After an hour of work, we understood that what we were listening to was the literal transcription by the author of everything that was heard. In other words, his use of the letter as a combination outside of meaning. We were the witnesses of his original procedure.
One can imagine a baby lying there, somewhere, submitted to the noise of speech and surroundings, enveloped by a ça parle (it talks) that he doesn’t necessarily understand. But which is registered somewhere. Yet, a baby can distinguish even before birth, voices that are familiar to him.
We can also imagine an AI machine that will automatically transcribe what is heard from the ça parle, with the instruction to use the letter without distinction of languages (tongues), and without worrying at all about the meaning of what is heard. This reminds us of stenotype used to transcribe sounds in real time using phonetic codes. But letters are something more than phonetical codes.

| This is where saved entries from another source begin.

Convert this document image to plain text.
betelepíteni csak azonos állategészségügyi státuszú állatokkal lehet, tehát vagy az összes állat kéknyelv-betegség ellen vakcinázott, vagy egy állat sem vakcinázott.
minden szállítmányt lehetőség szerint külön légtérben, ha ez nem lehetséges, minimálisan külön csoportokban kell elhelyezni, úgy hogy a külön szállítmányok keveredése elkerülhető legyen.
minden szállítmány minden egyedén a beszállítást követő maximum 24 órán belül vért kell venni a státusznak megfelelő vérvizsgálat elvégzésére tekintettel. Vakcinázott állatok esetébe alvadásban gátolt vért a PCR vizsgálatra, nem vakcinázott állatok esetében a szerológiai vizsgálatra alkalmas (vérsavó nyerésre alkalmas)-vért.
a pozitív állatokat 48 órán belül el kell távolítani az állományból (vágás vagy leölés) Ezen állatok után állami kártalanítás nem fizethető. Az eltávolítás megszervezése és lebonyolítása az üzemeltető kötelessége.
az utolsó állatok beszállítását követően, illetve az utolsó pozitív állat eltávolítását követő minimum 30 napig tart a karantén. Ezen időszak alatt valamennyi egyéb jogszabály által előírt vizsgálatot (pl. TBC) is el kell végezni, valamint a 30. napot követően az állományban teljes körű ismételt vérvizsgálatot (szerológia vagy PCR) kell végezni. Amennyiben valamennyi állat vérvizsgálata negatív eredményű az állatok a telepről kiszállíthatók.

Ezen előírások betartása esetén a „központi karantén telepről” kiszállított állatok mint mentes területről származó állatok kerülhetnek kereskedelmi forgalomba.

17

We experience this on a small scale when we find ourselves lost in translation. I was in China in 1982. And in Japan recently. But in these examples, the imaginary relationship to the semblable, or even the neighbour, remains. In Joyce’s text, there was no subject itself except the one who transcribes what is heard. No character created (pas de personage), no narrator either, no one who wants to tell us something. Only this kind of artifact that transcribes the continuity of what is heard including sound effects.
Lacan says that what Joyce does is the closest to what we do as analysts. This quote has always been a question for me.
I think the notion of knowledge without a subject can be referred to the continuous inscription of the sound chain, la chaîne sonore, that is involved in the primary process. And the absence of identification of the subject, other than the one we find when we have a hypothesis on the method used, the one who is engaged in the inscription of a series of letters, evoked for me the notion of the subject of science, as a foreclosed subject.
Let’s remember what Lacan tells us of the subject of analysis as being the subject of science. This is the question that I wanted to develop having in mind what James Joyce shows in his relationship to writing.
[1] Notions of Chiffrer-déchiffrer, the unconscius ciphers, the analyst deciphers.
[2] In the sense of langues, tongue like in mothertongue.